The expectations of household consumption in the country remained stable during the month of July, although inflation expectations in the short and medium term fell slightly, 0.1%, according to the results of a survey released Monday by the Federal Reserve (Fed) of New York.

Household expectations in most variables were stable and, in particular, those related to house prices, income and expenses did not change. “The expectations of the labor market and household finances remained optimistic,” said the Fed bank in a statement.

The Federal Reserve Bank of New York is the most important of the twelve that make up the Fed system in the United States.

In July, “the expectations on the average of inflation fell by 0.1 percentage points for the horizons of one and three years, up to 2.6%”, while the uncertainty in this respect “fell at both ends” .

This monthly and revolving survey, conducted around 1,300 households in the country, is one of the indicators that the Fed takes into account, along with other data, when making monetary policy decisions.

After the Fed cut interest rates in the United States at the end of last month for the first time in ten years, the markets are pending any information related to the issue, as they predict another drop at the next meeting of the Federal Committee of the Open Market (FOMC).

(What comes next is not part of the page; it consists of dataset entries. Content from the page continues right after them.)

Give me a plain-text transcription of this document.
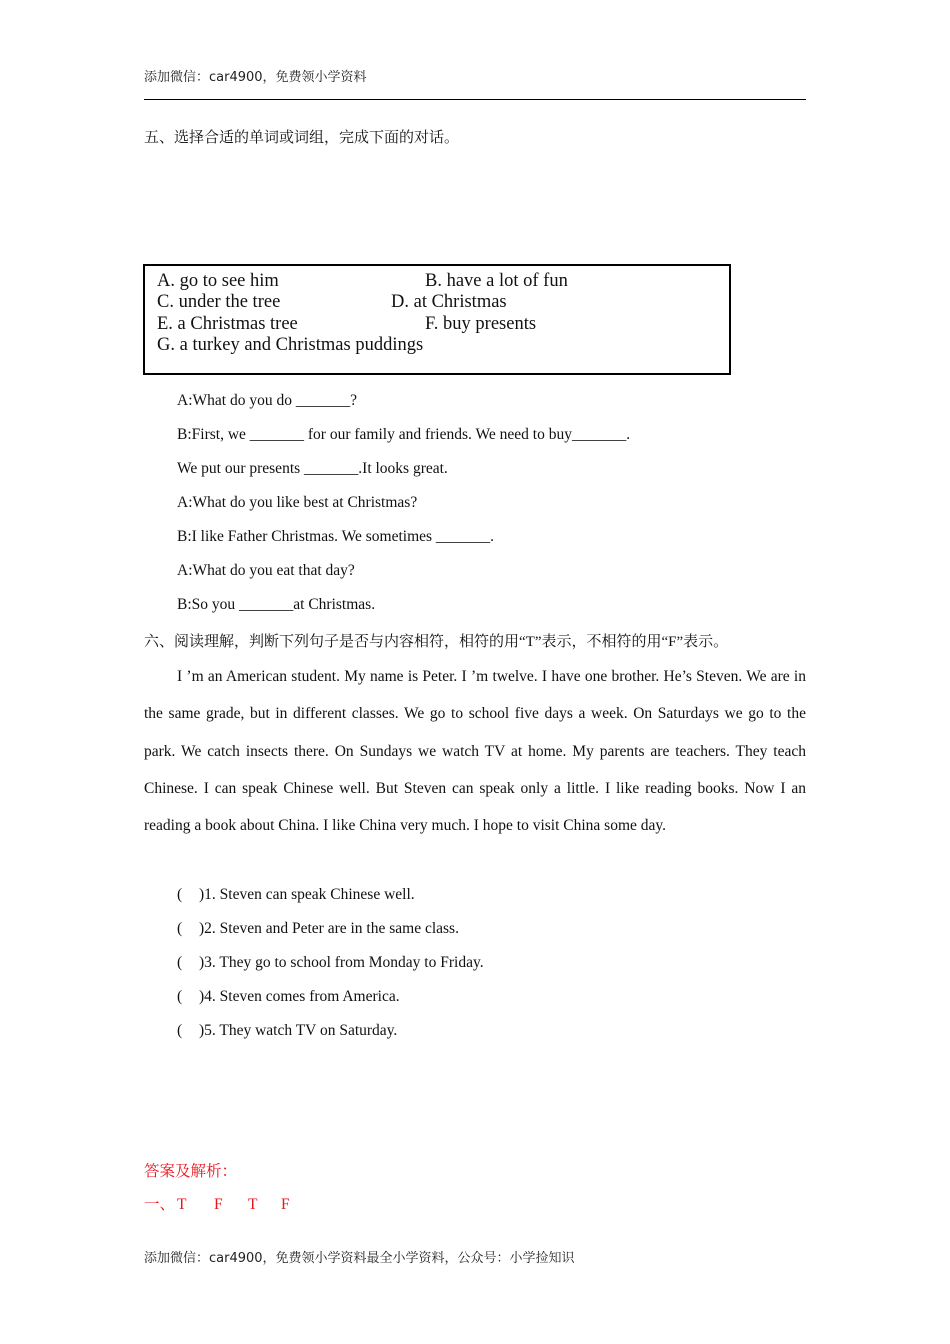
添加微信：car4900，免费领小学资料
五、选择合适的单词或词组，完成下面的对话。
A. go to see him	B. have a lot of fun
C. under the tree	D. at Christmas
E. a Christmas tree	F. buy presents
G. a turkey and Christmas puddings
A:What do you do _______?
B:First, we _______ for our family and friends. We need to buy_______.
We put our presents _______.It looks great.
A:What do you like best at Christmas?
B:I like Father Christmas. We sometimes _______.
A:What do you eat that day?
B:So you _______at Christmas.
六、阅读理解，判断下列句子是否与内容相符，相符的用“T”表示，不相符的用“F”表示。
I ’m an American student. My name is Peter. I ’m twelve. I have one brother. He’s Steven. We are in the same grade, but in different classes. We go to school five days a week. On Saturdays we go to the park. We catch insects there. On Sundays we watch TV at home. My parents are teachers. They teach Chinese. I can speak Chinese well. But Steven can speak only a little. I like reading books. Now I an reading a book about China. I like China very much. I hope to visit China some day.
( )1. Steven can speak Chinese well.
( )2. Steven and Peter are in the same class.
( )3. They go to school from Monday to Friday.
( )4. Steven comes from America.
( )5. They watch TV on Saturday.
答案及解析：
一、 T F T F
添加微信：car4900，免费领小学资料最全小学资料，公众号：小学捡知识
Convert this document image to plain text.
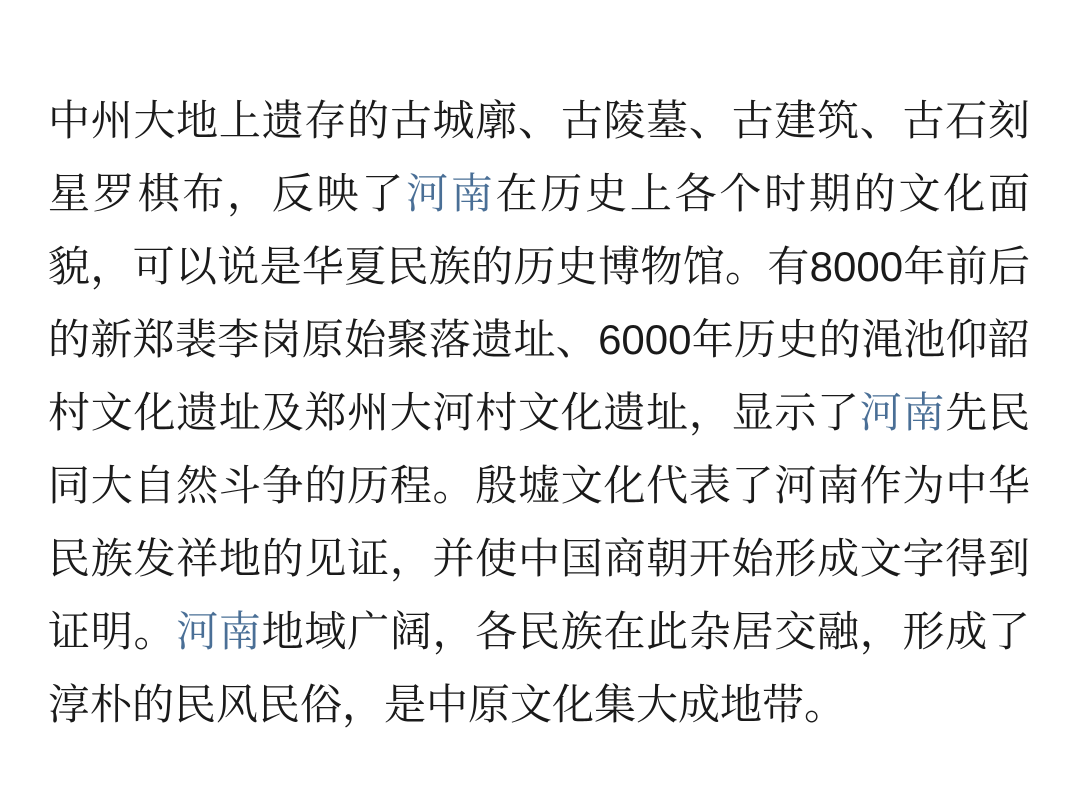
中州大地上遗存的古城廓、古陵墓、古建筑、古石刻星罗棋布，反映了河南在历史上各个时期的文化面貌，可以说是华夏民族的历史博物馆。有8000年前后的新郑裴李岗原始聚落遗址、6000年历史的渑池仰韶村文化遗址及郑州大河村文化遗址，显示了河南先民同大自然斗争的历程。殷墟文化代表了河南作为中华民族发祥地的见证，并使中国商朝开始形成文字得到证明。河南地域广阔，各民族在此杂居交融，形成了淳朴的民风民俗，是中原文化集大成地带。
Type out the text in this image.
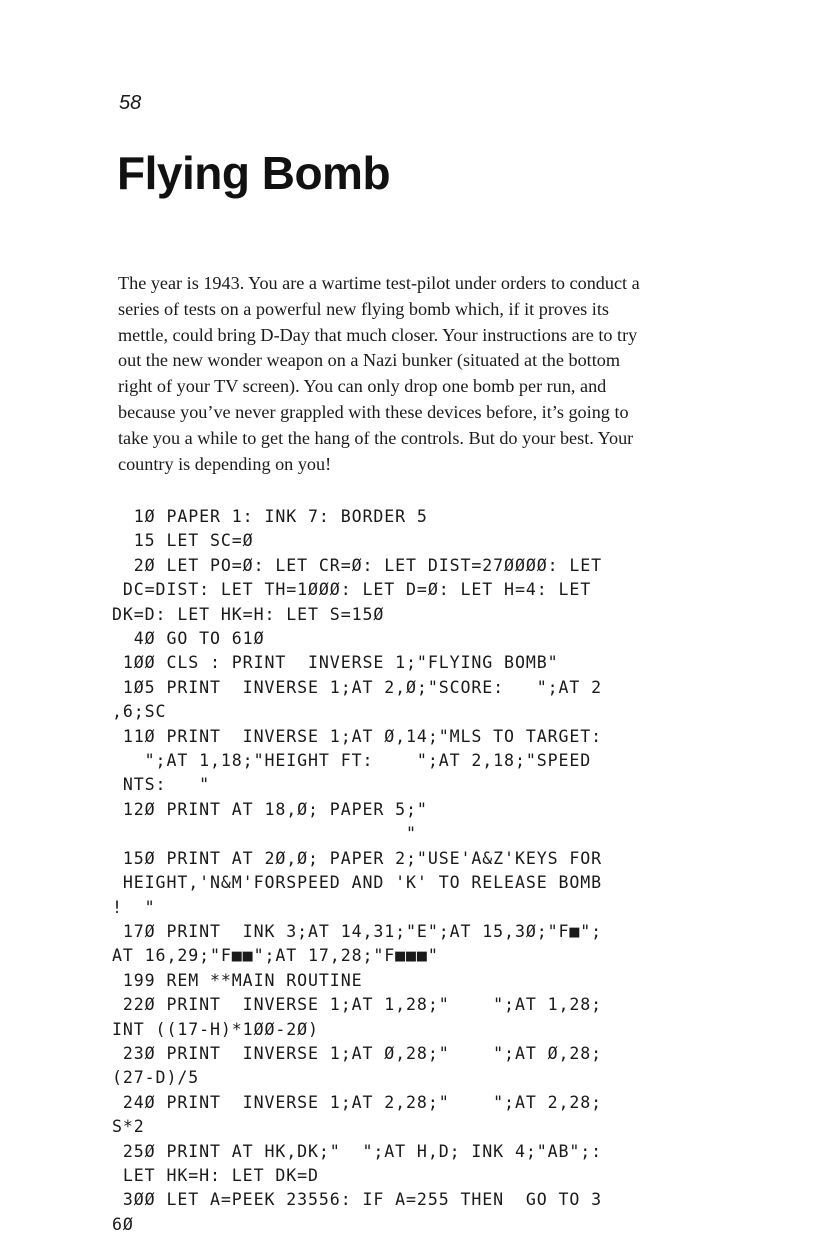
58
Flying Bomb
The year is 1943. You are a wartime test-pilot under orders to conduct a
series of tests on a powerful new flying bomb which, if it proves its
mettle, could bring D-Day that much closer. Your instructions are to try
out the new wonder weapon on a Nazi bunker (situated at the bottom
right of your TV screen). You can only drop one bomb per run, and
because you’ve never grappled with these devices before, it’s going to
take you a while to get the hang of the controls. But do your best. Your
country is depending on you!
1Ø PAPER 1: INK 7: BORDER 5
15 LET SC=Ø
2Ø LET PO=Ø: LET CR=Ø: LET DIST=27ØØØØ: LET
DC=DIST: LET TH=1ØØØ: LET D=Ø: LET H=4: LET
DK=D: LET HK=H: LET S=15Ø
4Ø GO TO 61Ø
1ØØ CLS : PRINT  INVERSE 1;"FLYING BOMB"
1Ø5 PRINT  INVERSE 1;AT 2,Ø;"SCORE:   ";AT 2
,6;SC
11Ø PRINT  INVERSE 1;AT Ø,14;"MLS TO TARGET:
";AT 1,18;"HEIGHT FT:    ";AT 2,18;"SPEED
NTS:   "
12Ø PRINT AT 18,Ø; PAPER 5;"
"
15Ø PRINT AT 2Ø,Ø; PAPER 2;"USE'A&Z'KEYS FOR
HEIGHT,'N&M'FORSPEED AND 'K' TO RELEASE BOMB
!  "
17Ø PRINT  INK 3;AT 14,31;"E";AT 15,3Ø;"F■";
AT 16,29;"F■■";AT 17,28;"F■■■"
199 REM **MAIN ROUTINE
22Ø PRINT  INVERSE 1;AT 1,28;"    ";AT 1,28;
INT ((17-H)*1ØØ-2Ø)
23Ø PRINT  INVERSE 1;AT Ø,28;"    ";AT Ø,28;
(27-D)/5
24Ø PRINT  INVERSE 1;AT 2,28;"    ";AT 2,28;
S*2
25Ø PRINT AT HK,DK;"  ";AT H,D; INK 4;"AB";:
LET HK=H: LET DK=D
3ØØ LET A=PEEK 23556: IF A=255 THEN  GO TO 3
6Ø
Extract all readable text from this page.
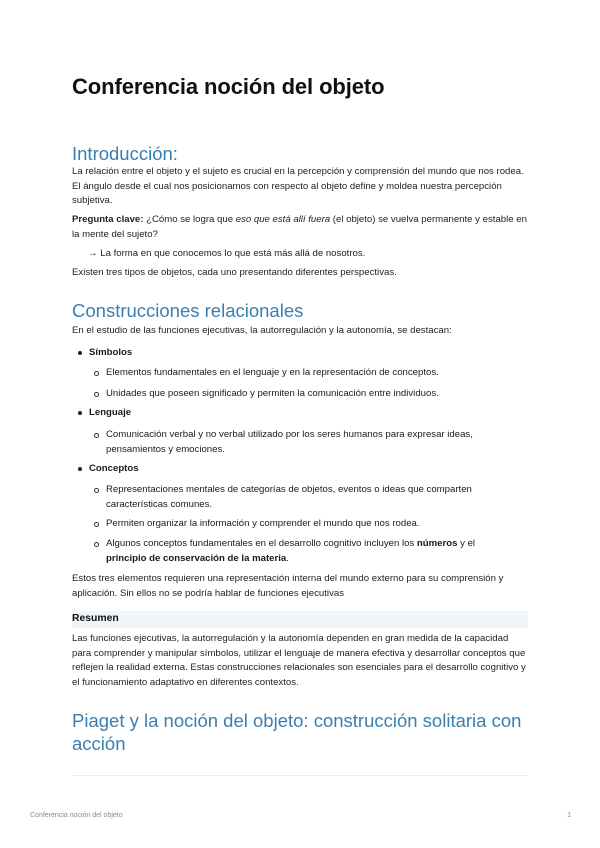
Conferencia noción del objeto
Introducción:

La relación entre el objeto y el sujeto es crucial en la percepción y comprensión del mundo que nos rodea. El ángulo desde el cual nos posicionamos con respecto al objeto define y moldea nuestra percepción subjetiva.

Pregunta clave: ¿Cómo se logra que eso que está allí fuera (el objeto) se vuelva permanente y estable en la mente del sujeto?

→ La forma en que conocemos lo que está más allá de nosotros.

Existen tres tipos de objetos, cada uno presentando diferentes perspectivas.

Construcciones relacionales

En el estudio de las funciones ejecutivas, la autorregulación y la autonomía, se destacan:

Símbolos
Elementos fundamentales en el lenguaje y en la representación de conceptos.
Unidades que poseen significado y permiten la comunicación entre individuos.
Lenguaje
Comunicación verbal y no verbal utilizado por los seres humanos para expresar ideas, pensamientos y emociones.
Conceptos
Representaciones mentales de categorías de objetos, eventos o ideas que comparten características comunes.
Permiten organizar la información y comprender el mundo que nos rodea.
Algunos conceptos fundamentales en el desarrollo cognitivo incluyen los números y el principio de conservación de la materia.

Estos tres elementos requieren una representación interna del mundo externo para su comprensión y aplicación. Sin ellos no se podría hablar de funciones ejecutivas

Resumen

Las funciones ejecutivas, la autorregulación y la autonomía dependen en gran medida de la capacidad para comprender y manipular símbolos, utilizar el lenguaje de manera efectiva y desarrollar conceptos que reflejen la realidad externa. Estas construcciones relacionales son esenciales para el desarrollo cognitivo y el funcionamiento adaptativo en diferentes contextos.

Piaget y la noción del objeto: construcción solitaria con acción
Conferencia noción del objeto	1
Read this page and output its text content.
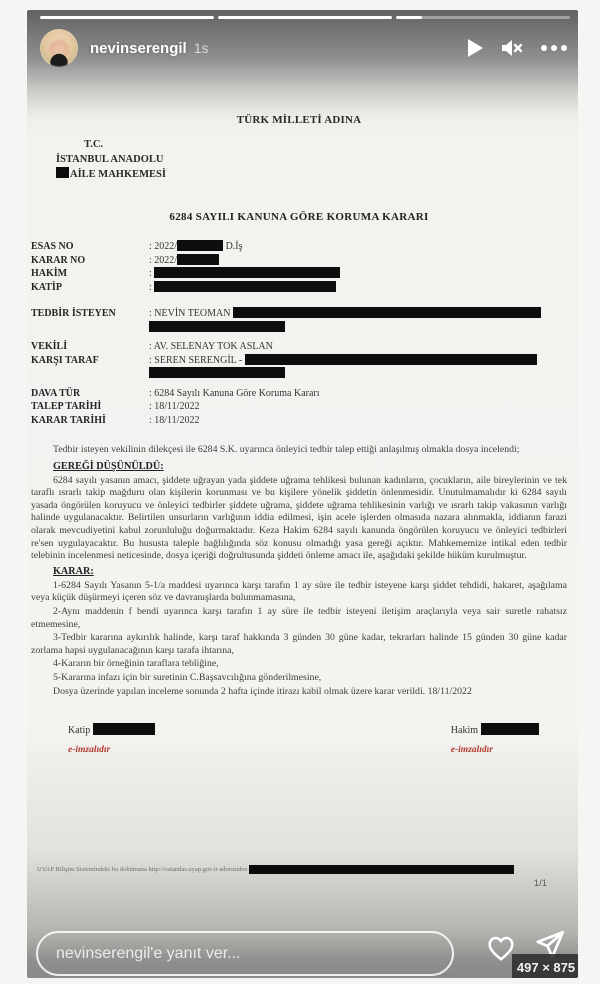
nevinserengil 1s
TÜRK MİLLETİ ADINA
T.C.
İSTANBUL ANADOLU
AİLE MAHKEMESİ
6284 SAYILI KANUNA GÖRE KORUMA KARARI
ESAS NO	: 2022/	D.İş
KARAR NO	: 2022/
HAKİM	:
KATİP	:
TEDBİR İSTEYEN	: NEVİN TEOMAN
VEKİLİ	: AV. SELENAY TOK ASLAN
KARŞI TARAF	: SEREN SERENGİL -
DAVA TÜR	: 6284 Sayılı Kanuna Göre Koruma Kararı
TALEP TARİHİ	: 18/11/2022
KARAR TARİHİ	: 18/11/2022

Tedbir isteyen vekilinin dilekçesi ile 6284 S.K. uyarınca önleyici tedbir talep ettiği anlaşılmış olmakla dosya incelendi;

GEREĞİ DÜŞÜNÜLDÜ:

6284 sayılı yasanın amacı, şiddete uğrayan yada şiddete uğrama tehlikesi bulunan kadınların, çocukların, aile bireylerinin ve tek taraflı ısrarlı takip mağduru olan kişilerin korunması ve bu kişilere yönelik şiddetin önlenmesidir. Unutulmamalıdır ki 6284 sayılı yasada öngörülen koruyucu ve önleyici tedbirler şiddete uğrama, şiddete uğrama tehlikesinin varlığı ve ısrarlı takip vakasının varlığı halinde uygulanacaktır. Belirtilen unsurların varlığının iddia edilmesi, işin acele işlerden olmasıda nazara alınmakla, iddianın farazi olarak mevcudiyetini kabul zorunluluğu doğurmaktadır. Keza Hakim 6284 sayılı kanunda öngörülen koruyucu ve önleyici tedbirleri re'sen uygulayacaktır. Bu hususta taleple bağlılığında söz konusu olmadığı yasa gereği açıktır. Mahkememize intikal eden tedbir telebinin incelenmesi neticesinde, dosya içeriği doğrultusunda şiddeti önleme amacı ile, aşağıdaki şekilde hüküm kurulmuştur.

KARAR:

1-6284 Sayılı Yasanın 5-1/a maddesi uyarınca karşı tarafın 1 ay süre ile tedbir isteyene karşı şiddet tehdidi, hakaret, aşağılama veya küçük düşürmeyi içeren söz ve davranışlarda bulunmamasına,

2-Aynı maddenin f bendi uyarınca karşı tarafın 1 ay süre ile tedbir isteyeni iletişim araçlarıyla veya sair suretle rahatsız etmemesine,

3-Tedbir kararına aykırılık halinde, karşı taraf hakkında 3 günden 30 güne kadar, tekrarları halinde 15 günden 30 güne kadar zorlama hapsi uygulanacağının karşı tarafa ihtarına,

4-Kararın bir örneğinin taraflara tebliğine,

5-Kararına infazı için bir suretinin C.Başsavcılığına gönderilmesine,

Dosya üzerinde yapılan inceleme sonunda 2 hafta içinde itirazı kabil olmak üzere karar verildi. 18/11/2022

Katip
e-imzalıdır
Hakim
e-imzalıdır
1/1
UYAP Bilişim Sistemindeki bu dokümana http://vatandas.uyap.gov.tr adresinden
nevinserengil'e yanıt ver...
497 × 875
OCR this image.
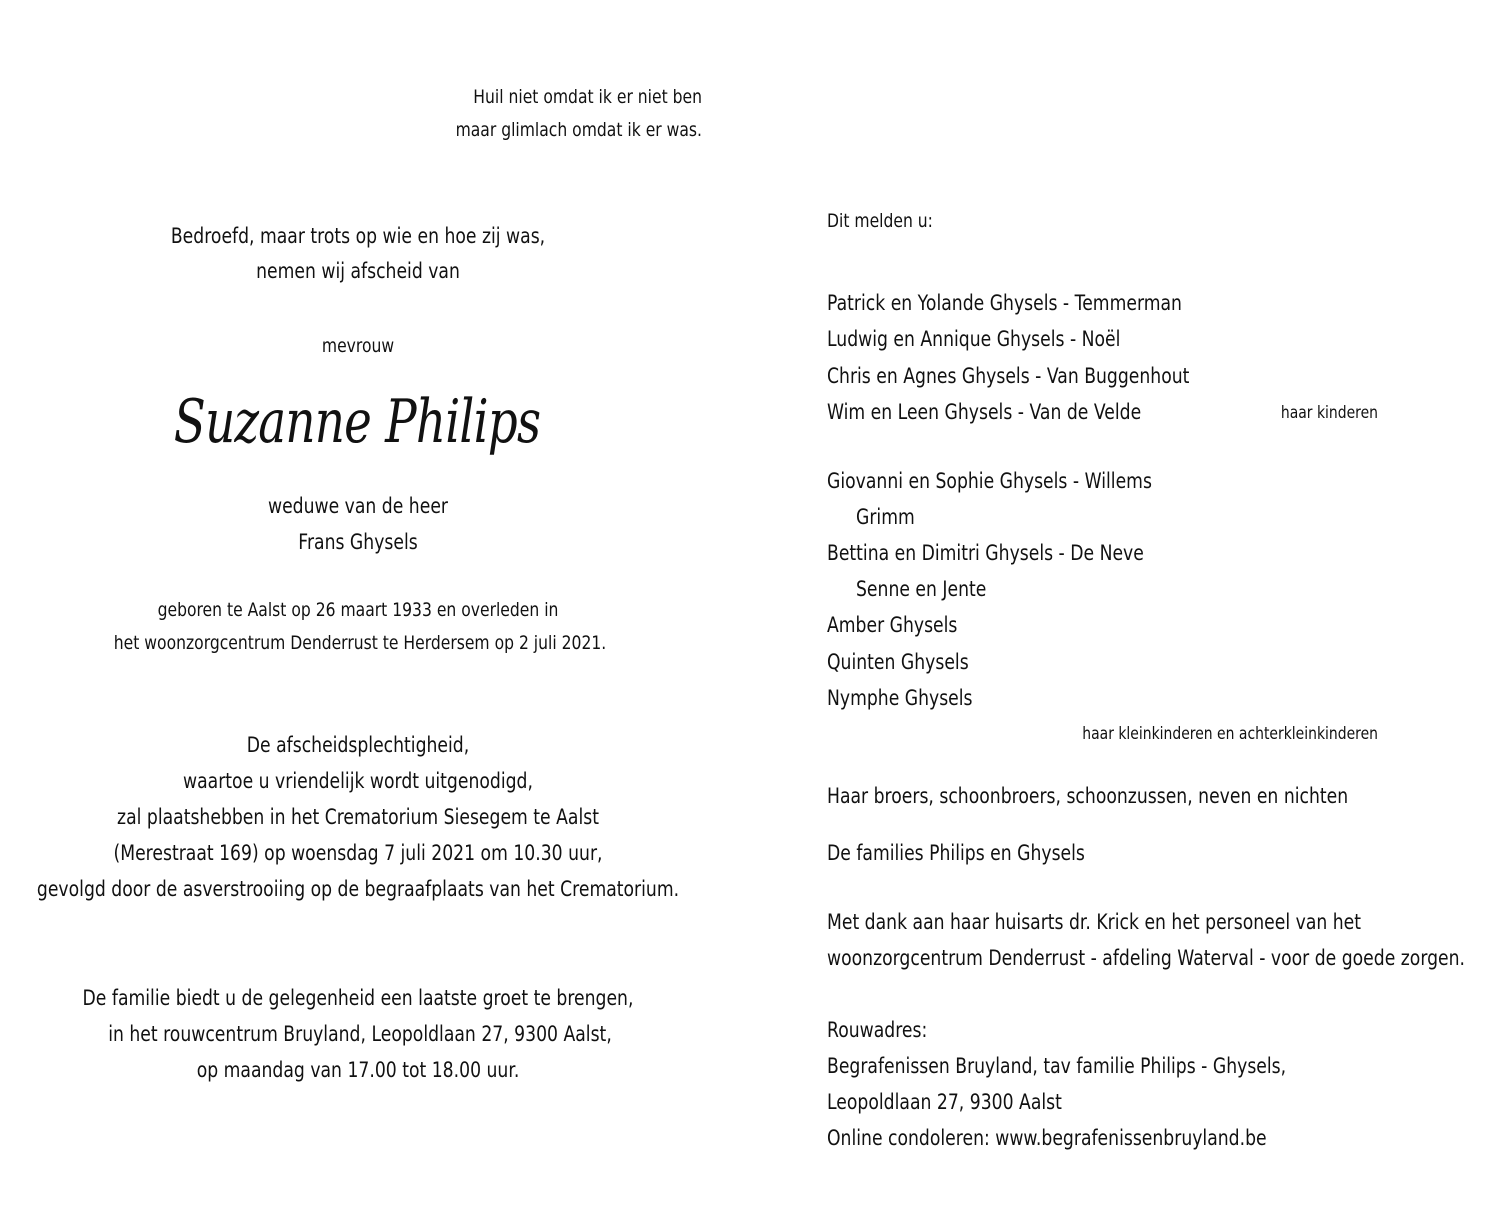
Huil niet omdat ik er niet ben
maar glimlach omdat ik er was.
Bedroefd, maar trots op wie en hoe zij was,
nemen wij afscheid van
mevrouw
Suzanne Philips
weduwe van de heer
Frans Ghysels
geboren te Aalst op 26 maart 1933 en overleden in
het woonzorgcentrum Denderrust te Herdersem op 2 juli 2021.
De afscheidsplechtigheid,
waartoe u vriendelijk wordt uitgenodigd,
zal plaatshebben in het Crematorium Siesegem te Aalst
(Merestraat 169) op woensdag 7 juli 2021 om 10.30 uur,
gevolgd door de asverstrooiing op de begraafplaats van het Crematorium.
De familie biedt u de gelegenheid een laatste groet te brengen,
in het rouwcentrum Bruyland, Leopoldlaan 27, 9300 Aalst,
op maandag van 17.00 tot 18.00 uur.
Dit melden u:
Patrick en Yolande Ghysels - Temmerman
Ludwig en Annique Ghysels - Noël
Chris en Agnes Ghysels - Van Buggenhout
Wim en Leen Ghysels - Van de Velde	haar kinderen
Giovanni en Sophie Ghysels - Willems
Grimm
Bettina en Dimitri Ghysels - De Neve
Senne en Jente
Amber Ghysels
Quinten Ghysels
Nymphe Ghysels
haar kleinkinderen en achterkleinkinderen
Haar broers, schoonbroers, schoonzussen, neven en nichten
De families Philips en Ghysels
Met dank aan haar huisarts dr. Krick en het personeel van het
woonzorgcentrum Denderrust - afdeling Waterval - voor de goede zorgen.
Rouwadres:
Begrafenissen Bruyland, tav familie Philips - Ghysels,
Leopoldlaan 27, 9300 Aalst
Online condoleren: www.begrafenissenbruyland.be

As for other survey data, the New York branch of the Fed reported that households have less expectations of increasing their earnings in the next year, while for that same period the perceived average probability regarding the loss of employment and Finding a new one has been reduced.

While these data have been published, the New York Fed research department has issued an overview of the US economy in which it states that inflation based on personal consumption expenses remains below the target of FOMC long term.

It also indicates that the indexes of the US stock market “fell significantly in the last month, while the implied volatility rose”, and the yields of 10 and 30 year Treasury bonds “fell sharply and were below short-term rates”.